Industry observers are also going to be keeping an eye on the company's auto lines. Auto insurance has been a steady performer in recent quarters given favorable loss cost trends -- which means insurers incurred fewer expenses from claims.

Analysts said, however, that there have been recent signs that loss cost trends may be worsening and the market will be looking to Allstate for any indication of weakness.

"Ex-catastrophes, auto profitability is going to be the biggest thing for the company" said Adam Klauber, managing director at Cochran, Caronia Securities. "If you see a profitable auto business for Allstate, then that might indicate stronger than expected numbers for 2006."

And rate increases will also dominate the market. A debate has been brewing within the insurance industry in the wake of the third quarter hurricanes. Market observers speculated that the industry may be inclined to raise homeowner rates – a scenario that helped lift insurance stocks after the hurricanes.

"Rate increases is one of a number of questions that personal lines companies, like Allstate, will face," A.G. Edwards' Newsome said.

He added while the market is pricing in the potential for rate increases, it's unclear whether insurers will raise rates in the affected region or across the board and market watchers will be following Allstate's comments closely for an answer.

Overall though, analysts, are expecting most market watchers to disregard the third quarter when determining Allstate's strength.

"The third quarter is clearly an anomaly," said Newsome. "I think to a certain extent Allstate will get a pass this time because everyone is expecting a huge loss."

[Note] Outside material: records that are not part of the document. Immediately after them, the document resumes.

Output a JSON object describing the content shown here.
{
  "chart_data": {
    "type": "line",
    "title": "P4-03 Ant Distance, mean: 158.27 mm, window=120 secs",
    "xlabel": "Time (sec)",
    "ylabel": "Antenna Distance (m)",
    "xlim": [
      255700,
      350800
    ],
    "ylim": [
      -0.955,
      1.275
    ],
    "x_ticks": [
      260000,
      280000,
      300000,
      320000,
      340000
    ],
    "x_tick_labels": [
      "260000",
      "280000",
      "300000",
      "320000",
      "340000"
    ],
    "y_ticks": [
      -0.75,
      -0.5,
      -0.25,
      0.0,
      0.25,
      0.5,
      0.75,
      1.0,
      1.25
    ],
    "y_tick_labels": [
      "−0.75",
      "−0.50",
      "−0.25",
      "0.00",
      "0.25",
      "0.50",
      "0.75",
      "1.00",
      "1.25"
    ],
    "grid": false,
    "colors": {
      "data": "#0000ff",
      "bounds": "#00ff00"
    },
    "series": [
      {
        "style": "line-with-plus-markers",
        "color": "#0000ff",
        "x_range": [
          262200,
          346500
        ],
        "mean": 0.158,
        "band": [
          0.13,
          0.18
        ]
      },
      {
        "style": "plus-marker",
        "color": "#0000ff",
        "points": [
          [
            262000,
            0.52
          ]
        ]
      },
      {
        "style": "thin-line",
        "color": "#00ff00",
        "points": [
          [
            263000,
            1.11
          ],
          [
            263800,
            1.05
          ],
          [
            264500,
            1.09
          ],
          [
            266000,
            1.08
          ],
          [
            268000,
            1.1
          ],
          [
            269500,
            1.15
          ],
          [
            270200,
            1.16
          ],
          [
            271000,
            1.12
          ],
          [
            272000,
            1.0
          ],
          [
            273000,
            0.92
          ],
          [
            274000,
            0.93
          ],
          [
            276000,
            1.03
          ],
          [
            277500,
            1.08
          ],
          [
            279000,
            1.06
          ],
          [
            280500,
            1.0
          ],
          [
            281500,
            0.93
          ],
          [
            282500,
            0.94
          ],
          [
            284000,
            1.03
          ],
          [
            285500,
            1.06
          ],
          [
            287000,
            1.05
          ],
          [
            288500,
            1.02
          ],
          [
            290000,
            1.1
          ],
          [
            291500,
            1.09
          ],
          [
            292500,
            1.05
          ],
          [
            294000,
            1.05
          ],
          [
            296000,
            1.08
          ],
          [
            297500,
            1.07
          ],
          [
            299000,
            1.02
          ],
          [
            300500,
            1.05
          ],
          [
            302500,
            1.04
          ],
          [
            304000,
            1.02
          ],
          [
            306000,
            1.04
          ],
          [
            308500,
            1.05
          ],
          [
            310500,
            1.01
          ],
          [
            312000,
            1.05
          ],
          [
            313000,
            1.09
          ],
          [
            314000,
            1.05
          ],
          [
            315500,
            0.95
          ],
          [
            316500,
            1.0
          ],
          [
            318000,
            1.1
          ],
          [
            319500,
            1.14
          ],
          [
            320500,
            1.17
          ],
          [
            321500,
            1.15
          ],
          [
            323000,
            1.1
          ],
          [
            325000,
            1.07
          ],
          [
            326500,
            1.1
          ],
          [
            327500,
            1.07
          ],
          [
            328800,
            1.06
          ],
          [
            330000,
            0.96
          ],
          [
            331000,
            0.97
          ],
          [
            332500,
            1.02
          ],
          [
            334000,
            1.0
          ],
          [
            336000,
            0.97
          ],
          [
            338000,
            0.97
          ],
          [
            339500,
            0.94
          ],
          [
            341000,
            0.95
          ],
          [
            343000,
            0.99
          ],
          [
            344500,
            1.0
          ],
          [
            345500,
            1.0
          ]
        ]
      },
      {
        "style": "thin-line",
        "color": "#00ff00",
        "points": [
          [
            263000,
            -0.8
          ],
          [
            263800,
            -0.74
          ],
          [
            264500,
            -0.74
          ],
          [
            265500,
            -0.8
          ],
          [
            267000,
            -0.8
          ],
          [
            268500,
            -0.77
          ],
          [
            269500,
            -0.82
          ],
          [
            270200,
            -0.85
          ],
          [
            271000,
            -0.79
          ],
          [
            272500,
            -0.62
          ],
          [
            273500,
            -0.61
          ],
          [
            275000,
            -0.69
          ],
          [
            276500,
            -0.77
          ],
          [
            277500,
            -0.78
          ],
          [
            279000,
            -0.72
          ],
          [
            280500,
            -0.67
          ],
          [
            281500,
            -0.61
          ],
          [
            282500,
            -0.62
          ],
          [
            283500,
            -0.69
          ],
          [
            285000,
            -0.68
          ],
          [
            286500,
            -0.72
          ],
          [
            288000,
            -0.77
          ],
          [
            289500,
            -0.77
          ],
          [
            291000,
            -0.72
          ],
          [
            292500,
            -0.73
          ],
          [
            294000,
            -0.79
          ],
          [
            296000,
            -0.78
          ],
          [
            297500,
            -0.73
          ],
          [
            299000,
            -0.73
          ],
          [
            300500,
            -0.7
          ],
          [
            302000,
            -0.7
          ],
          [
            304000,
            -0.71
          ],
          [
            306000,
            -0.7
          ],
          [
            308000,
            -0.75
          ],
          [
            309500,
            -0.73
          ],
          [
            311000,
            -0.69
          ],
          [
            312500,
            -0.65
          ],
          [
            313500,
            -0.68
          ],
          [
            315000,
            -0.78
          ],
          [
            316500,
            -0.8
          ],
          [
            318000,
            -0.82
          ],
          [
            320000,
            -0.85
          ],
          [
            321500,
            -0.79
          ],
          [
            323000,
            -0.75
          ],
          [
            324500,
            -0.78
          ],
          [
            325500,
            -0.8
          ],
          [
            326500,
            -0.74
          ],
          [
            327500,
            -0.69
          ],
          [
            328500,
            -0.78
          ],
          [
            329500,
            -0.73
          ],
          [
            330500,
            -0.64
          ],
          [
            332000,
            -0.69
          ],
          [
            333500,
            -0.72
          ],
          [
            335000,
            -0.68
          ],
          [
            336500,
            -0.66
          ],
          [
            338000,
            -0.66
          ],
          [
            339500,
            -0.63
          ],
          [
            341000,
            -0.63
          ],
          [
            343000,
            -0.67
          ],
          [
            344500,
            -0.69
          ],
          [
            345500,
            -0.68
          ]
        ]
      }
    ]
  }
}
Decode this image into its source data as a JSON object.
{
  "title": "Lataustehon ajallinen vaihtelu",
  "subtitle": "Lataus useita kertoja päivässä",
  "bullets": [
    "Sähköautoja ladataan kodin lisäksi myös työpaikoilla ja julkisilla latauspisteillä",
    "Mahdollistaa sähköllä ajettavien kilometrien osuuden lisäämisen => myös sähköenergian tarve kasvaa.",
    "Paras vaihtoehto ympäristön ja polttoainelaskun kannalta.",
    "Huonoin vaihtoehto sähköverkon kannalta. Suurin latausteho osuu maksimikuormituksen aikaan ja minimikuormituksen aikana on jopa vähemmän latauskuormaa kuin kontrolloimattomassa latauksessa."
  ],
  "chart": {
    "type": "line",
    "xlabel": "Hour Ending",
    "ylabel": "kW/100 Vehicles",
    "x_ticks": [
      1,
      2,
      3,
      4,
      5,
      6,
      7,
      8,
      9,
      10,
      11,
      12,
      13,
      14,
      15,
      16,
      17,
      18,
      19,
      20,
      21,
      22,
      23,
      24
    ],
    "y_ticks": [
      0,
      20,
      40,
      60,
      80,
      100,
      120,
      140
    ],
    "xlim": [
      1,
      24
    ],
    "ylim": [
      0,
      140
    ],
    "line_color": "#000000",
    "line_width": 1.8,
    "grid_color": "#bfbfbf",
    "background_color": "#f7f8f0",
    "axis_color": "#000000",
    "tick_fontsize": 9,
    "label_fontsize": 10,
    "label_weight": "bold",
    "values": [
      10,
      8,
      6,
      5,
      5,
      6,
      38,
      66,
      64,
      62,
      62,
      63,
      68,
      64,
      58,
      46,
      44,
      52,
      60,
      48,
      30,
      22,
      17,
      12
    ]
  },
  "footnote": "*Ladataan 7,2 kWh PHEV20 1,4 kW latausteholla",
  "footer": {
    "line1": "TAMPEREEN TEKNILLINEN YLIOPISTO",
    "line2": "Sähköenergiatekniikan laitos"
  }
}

Analysts said the company is undervalued related to its peers, such as Progressive, given concerns over its hurricane losses. But Cochran, Caronia Securities' Klauber, who has an aggressive buy on the stock, said Allstate is trading at 8-times its forward-looking price-earnings ratio and he has a price target of $70 on the stock. Allstate recently traded at about $53.46.

"This is a stock that produces high returns on an historical basis," he said. "If third quarter results are favorable, you should see some positive momentum in the stock."

None of the analysts quoted in the story own shares of Allstate.